Insurance Law
What is Insurance Law?
Insurance law is the specific law that governs the insurance industry. The Insurance Law creates and regulates principles that will administer the practice of insurance sales, insurance agents’ licensures, policy writing, and claims processing.
The insurance law has two significant aims, which are to protect the consumer (policy holders) and the insurance company through the setting of limitations and restrictions as well as the creation of enforcement process should there be any violations of the law.

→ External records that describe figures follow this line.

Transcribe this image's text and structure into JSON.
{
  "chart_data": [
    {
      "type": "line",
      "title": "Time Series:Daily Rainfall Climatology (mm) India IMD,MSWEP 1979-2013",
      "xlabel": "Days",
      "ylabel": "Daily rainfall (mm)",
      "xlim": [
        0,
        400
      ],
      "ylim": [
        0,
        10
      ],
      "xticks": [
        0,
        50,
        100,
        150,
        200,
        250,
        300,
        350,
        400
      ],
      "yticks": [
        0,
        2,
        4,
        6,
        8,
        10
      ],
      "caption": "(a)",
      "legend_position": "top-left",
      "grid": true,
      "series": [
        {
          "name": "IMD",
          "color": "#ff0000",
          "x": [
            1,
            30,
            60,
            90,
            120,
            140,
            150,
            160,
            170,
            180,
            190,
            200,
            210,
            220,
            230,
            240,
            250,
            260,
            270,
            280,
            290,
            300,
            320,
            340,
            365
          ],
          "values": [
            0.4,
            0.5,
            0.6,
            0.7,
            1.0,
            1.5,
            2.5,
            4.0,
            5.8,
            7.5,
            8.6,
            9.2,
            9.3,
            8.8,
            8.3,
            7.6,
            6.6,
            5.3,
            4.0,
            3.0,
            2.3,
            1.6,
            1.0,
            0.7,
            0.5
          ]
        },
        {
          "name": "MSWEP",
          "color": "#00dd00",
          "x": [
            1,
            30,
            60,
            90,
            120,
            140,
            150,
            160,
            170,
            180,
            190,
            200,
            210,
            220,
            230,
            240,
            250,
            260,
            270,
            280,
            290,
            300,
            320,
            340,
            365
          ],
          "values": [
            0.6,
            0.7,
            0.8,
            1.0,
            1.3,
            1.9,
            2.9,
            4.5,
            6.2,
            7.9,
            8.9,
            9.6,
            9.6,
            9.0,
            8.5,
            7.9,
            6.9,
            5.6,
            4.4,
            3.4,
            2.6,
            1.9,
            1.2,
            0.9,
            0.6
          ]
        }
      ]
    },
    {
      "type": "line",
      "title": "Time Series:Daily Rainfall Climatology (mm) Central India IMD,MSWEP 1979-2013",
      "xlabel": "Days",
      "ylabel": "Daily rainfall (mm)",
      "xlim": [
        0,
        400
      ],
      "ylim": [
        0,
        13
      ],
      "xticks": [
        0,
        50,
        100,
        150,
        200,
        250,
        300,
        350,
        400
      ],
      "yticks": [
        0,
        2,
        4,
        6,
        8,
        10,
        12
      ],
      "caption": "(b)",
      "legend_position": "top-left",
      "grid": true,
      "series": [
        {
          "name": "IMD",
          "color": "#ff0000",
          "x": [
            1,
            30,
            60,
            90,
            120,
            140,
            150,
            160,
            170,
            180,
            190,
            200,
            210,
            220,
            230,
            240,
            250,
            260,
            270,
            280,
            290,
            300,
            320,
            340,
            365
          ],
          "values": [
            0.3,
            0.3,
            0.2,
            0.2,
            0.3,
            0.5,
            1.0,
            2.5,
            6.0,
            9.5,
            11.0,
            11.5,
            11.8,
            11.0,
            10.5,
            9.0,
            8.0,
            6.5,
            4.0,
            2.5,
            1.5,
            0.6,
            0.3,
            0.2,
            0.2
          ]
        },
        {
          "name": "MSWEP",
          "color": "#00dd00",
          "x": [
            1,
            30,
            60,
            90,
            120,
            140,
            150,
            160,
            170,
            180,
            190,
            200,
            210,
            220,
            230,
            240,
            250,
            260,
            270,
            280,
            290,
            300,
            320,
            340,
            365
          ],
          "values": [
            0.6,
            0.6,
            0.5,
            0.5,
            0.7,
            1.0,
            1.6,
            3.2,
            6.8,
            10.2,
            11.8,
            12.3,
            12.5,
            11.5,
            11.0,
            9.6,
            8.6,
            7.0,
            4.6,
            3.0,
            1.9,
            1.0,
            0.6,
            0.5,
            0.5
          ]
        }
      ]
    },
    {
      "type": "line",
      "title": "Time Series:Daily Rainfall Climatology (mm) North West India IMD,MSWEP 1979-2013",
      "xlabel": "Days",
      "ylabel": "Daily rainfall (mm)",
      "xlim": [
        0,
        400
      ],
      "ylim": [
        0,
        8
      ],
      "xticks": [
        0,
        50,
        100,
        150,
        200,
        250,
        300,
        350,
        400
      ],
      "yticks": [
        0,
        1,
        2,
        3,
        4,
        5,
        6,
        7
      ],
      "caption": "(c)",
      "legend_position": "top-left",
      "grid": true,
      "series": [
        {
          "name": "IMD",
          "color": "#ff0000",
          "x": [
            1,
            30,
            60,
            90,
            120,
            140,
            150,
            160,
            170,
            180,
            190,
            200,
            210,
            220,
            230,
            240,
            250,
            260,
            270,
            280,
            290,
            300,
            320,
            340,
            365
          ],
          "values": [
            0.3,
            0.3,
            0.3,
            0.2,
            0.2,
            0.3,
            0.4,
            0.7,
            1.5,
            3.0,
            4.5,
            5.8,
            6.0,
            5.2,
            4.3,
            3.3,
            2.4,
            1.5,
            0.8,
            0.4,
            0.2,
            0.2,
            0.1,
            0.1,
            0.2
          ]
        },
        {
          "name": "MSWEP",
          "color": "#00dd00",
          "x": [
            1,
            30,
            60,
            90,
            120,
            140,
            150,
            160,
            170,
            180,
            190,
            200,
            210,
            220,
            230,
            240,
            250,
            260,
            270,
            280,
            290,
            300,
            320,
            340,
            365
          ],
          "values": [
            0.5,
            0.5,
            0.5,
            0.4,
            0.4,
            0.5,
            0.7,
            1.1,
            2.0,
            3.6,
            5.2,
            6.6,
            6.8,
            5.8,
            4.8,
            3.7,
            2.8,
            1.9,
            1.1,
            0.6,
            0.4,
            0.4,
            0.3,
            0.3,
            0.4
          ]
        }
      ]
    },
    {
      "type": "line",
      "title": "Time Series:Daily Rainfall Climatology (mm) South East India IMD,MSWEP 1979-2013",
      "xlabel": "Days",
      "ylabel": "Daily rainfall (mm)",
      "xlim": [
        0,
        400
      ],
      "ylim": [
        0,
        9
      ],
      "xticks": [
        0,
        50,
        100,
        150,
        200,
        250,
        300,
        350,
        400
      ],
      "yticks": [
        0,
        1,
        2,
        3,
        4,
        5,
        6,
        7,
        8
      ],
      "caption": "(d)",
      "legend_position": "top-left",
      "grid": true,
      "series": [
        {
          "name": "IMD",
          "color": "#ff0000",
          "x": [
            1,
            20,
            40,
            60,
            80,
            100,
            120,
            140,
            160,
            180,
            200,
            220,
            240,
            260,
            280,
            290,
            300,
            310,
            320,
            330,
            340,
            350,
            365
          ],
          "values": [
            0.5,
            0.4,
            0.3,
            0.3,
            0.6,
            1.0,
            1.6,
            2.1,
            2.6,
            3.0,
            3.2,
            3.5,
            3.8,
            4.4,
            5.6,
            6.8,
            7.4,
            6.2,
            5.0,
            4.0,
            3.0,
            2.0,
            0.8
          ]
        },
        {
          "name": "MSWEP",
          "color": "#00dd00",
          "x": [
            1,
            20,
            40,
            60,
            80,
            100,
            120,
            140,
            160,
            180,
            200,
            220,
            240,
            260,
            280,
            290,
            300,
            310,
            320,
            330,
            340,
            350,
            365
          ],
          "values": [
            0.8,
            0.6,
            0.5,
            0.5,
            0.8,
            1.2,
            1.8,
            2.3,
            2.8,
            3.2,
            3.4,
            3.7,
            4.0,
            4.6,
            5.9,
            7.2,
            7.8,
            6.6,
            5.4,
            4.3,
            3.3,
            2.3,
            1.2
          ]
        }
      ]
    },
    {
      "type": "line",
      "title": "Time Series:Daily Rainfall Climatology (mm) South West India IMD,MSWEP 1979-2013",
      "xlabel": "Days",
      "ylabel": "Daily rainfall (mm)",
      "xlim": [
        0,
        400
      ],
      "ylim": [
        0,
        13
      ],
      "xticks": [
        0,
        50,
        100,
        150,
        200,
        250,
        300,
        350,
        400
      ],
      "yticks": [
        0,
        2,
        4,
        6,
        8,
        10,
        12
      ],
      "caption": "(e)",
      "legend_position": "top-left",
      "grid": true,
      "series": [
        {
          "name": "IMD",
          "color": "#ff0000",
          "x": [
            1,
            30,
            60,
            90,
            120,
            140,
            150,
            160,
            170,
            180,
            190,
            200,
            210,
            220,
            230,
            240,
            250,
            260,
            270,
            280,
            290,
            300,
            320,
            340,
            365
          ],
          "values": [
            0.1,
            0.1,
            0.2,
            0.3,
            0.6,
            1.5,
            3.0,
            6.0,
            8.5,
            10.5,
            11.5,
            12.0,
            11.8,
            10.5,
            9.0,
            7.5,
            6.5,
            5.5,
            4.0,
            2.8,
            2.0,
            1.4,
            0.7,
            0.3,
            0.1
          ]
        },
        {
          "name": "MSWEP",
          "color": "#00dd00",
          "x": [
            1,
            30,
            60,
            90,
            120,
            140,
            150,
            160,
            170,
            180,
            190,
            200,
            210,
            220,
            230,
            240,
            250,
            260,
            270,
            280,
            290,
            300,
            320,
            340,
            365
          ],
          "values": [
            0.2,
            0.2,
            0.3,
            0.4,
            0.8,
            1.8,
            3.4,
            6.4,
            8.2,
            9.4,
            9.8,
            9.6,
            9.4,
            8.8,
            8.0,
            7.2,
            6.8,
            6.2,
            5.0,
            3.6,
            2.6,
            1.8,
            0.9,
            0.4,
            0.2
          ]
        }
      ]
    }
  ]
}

The main function of insurance is to allow people to be able to plan, prepare, and protect themselves financially against a particular adverse and unforeseen event should they undergo or suffer problems such as death, vehicular accidents, health matters, multiple business or home damage. In cases there is an absence of insurance, three possible individuals bear the load of a financial loss; the individual who suffered the loss; the individual who caused the loss as a result of negligence; and an individual who has been owed the load by the legislature.
What is Insurance?
Insurance is a form of risk management where risk is transferred from the person seeking to be insured to the insurance provider in exchange for a paid premium, this is the fee to be paid to the insurance provider for assuming the risk. A contract between the insurance provider and insured is an insurance policy, and the insured is indemnified against any claims covered by the policy. An insurance policy involves the parties which are the insurer and insured; the period of coverage; the scope covered; the premiums; particular events or losses covered, and the amount to be paid to the insured.
There are two types of insurance providers: life insurance companies, which sell life insurance, annuities and pensions products, and non-life or general insurance companies, which sell other types of insurance.
Coverage of Claims and Filing a Claim
A typical insurance policy includes specific set of standards that a policy holder must follow in order to receive any proceeds from their policy. These requisites usually incorporate guidelines for notice of a claim, promptness in filing of a claim, evidence of loss, assessment, and prevention of subsequent damage.
Bad Faith and Refusal of Claims
In some circumstances, claimants sue the insurer for improperly denying valid claims these are considered bad faith claims. An amalgamation of a tort and a contract claim result to action for a bad faith claim. This action is founded on a basic principle of contract law that there is an involvement of agreement of good faith and fair dealing on both sides of every contract.
Duty to Defend and Defense of Claims
It is common that insurance policies include a duty to defend clause. This clause pertains to the duty of the insurer to an insured party on condition that the result of action is contained in the policy. Failure of the insurance provider to uphold its duty to defend an insured party against a third party claim will result to liability for the damages.